Tra i progetti relativi a queste tecniche, pensiamo al funzionamento di un’arma subordinato all’utilizzo esclusivo del soggetto autorizzato, cioè al riconoscimento da parte dell’arma delle impronte digitali di un singolo. In tal caso, probabilmente, il problema giuridico si risolve a favore delle tecniche biometriche, con un giudizio di prevalenza dell’interesse della comunità a tutelarsi da un uso improprio dell’arma stessa.

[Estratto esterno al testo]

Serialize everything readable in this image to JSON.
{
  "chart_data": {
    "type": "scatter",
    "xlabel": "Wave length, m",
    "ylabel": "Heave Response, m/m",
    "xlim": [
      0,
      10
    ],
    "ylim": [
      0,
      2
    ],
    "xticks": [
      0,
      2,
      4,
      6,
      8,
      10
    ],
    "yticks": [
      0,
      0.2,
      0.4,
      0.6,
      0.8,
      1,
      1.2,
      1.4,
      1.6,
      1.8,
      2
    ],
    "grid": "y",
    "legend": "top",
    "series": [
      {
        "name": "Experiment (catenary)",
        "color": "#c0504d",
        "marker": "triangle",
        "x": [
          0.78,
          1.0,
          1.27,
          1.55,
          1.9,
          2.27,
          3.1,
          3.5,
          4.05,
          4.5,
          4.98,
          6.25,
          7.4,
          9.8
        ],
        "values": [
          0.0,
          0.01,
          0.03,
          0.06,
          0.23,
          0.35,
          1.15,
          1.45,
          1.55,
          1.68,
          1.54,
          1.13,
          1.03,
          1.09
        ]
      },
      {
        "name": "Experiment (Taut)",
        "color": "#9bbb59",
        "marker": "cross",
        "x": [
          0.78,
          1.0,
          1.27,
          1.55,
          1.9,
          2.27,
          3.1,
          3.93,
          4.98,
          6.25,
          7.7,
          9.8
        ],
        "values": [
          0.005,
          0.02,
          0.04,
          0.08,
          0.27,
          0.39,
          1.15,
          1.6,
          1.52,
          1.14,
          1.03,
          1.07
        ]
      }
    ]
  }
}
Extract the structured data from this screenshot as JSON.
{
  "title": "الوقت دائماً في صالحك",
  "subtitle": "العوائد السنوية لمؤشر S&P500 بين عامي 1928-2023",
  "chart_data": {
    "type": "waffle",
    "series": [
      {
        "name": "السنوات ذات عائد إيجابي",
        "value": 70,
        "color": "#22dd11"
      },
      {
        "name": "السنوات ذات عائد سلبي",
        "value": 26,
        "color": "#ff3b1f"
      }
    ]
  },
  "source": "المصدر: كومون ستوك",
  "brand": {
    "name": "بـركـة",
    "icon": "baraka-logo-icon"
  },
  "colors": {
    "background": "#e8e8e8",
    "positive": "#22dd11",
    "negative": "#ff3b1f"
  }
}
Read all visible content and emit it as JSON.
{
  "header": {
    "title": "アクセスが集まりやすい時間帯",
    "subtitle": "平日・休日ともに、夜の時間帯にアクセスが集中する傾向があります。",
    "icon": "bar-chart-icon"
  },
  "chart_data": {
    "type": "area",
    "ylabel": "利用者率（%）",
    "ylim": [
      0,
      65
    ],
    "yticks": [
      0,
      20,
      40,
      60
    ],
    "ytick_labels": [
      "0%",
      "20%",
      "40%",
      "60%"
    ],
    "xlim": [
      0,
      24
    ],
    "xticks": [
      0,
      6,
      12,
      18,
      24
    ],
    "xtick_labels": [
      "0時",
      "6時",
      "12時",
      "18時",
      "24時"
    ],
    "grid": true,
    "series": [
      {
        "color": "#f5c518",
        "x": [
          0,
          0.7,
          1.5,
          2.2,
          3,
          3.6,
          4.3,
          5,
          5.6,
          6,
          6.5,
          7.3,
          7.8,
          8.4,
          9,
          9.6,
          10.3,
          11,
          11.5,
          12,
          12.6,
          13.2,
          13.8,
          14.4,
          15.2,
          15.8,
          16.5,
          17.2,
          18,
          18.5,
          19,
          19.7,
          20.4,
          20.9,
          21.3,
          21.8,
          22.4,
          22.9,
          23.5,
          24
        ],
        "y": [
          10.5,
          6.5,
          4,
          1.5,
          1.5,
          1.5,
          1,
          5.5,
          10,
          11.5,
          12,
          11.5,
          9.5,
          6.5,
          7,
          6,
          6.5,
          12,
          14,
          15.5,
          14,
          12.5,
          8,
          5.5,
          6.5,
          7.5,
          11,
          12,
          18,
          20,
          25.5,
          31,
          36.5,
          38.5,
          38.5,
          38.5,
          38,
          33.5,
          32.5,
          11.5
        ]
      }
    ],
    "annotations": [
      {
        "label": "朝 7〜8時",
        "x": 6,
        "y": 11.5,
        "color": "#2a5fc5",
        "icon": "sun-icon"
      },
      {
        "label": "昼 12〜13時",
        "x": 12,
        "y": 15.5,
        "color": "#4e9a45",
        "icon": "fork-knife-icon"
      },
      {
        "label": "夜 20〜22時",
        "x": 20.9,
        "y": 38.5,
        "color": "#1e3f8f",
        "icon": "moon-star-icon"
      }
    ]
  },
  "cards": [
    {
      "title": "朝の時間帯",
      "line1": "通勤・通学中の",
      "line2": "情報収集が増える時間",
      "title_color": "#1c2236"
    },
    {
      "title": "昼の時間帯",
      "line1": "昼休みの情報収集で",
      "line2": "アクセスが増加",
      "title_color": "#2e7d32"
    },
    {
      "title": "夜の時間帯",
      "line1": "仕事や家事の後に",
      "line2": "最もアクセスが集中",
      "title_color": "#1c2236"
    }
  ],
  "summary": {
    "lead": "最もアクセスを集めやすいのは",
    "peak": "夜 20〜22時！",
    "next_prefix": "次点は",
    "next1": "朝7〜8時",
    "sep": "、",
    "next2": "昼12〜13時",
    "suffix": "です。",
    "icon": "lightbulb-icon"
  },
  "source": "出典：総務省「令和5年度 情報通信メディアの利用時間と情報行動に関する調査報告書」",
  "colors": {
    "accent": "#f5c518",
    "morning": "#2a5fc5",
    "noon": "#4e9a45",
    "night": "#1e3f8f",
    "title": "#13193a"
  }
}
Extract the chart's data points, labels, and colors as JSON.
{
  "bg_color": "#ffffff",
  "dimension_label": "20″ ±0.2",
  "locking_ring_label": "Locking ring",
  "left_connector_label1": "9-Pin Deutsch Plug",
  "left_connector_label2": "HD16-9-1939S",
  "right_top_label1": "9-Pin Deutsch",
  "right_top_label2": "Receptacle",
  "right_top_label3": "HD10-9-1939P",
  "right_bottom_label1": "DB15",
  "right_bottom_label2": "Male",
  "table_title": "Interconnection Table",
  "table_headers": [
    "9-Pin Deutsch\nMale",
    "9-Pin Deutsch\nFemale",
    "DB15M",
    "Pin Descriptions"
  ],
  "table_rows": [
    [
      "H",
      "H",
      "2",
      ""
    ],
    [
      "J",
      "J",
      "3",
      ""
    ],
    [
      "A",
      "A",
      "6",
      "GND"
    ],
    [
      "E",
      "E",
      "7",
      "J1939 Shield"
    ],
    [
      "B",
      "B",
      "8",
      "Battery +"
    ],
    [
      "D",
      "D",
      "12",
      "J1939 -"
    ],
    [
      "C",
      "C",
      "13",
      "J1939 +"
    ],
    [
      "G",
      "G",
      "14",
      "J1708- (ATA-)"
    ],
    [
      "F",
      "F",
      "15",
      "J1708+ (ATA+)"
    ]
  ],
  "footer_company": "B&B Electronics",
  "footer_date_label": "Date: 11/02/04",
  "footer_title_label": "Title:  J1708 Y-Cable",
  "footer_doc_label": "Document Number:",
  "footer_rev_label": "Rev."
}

Ma ciò che giuridicamente potrebbe essere utile sulla tematica, più che della disquisizione sulla compatibilità o meno tra biometria e privacy, sarebbero norme di regolamentazione delle modalità di acquisizione e trattamento dei dati biometrici: si dovrebbe generare una normativa specifica sulla biometria, in quanto al di là dei principi vigenti per la protezione dei dati personali, i dati biometrici dovrebbero essere sottoposti a più rigorose misure e controlli. La riproduzione di una banca dati biometrici non è equiparabile alla riproduzione di una semplice banca dati di clienti o fornitori. E forse la telesorveglianza non appare parimenti invasiva? Riprendere interamente la figura ed i movimenti di una persona non è giuridicamente parificabile, come “mezzo invasivo”, al rilievo biometrico? È di questi giorni la notizia di un gruppo di aziende operativo a livello internazionale che sta studiando un progetto di identificazione delle persone attraverso indicatori biometrici “telefonici”: ovvero il segnale vocale ed il movimento delle labbra del volto. I dati raccolti saranno elaborati da una sim card interna al cellulare che avrà lo scopo di funzionare da “firma elettronica” consentendo il riconoscimento della paternità delle parole pronunciate. In questo senso dunque la biometria va letta come un mezzo di riconoscimento a distanza che supera tutte le incertezze consequenziali alle comunicazioni a distanza tra soggetti, comunicazioni oltretutto verbali.
Insomma: mentre il dibattito giuridico si perde dietro all’ammissibilità o meno delle tecniche biometriche, di fatto, le stesse si stanno imponendo come dei mezzi di certezza e garanzia tra quei soggetti che avranno l’opportunità e la volontà di sperimentarle.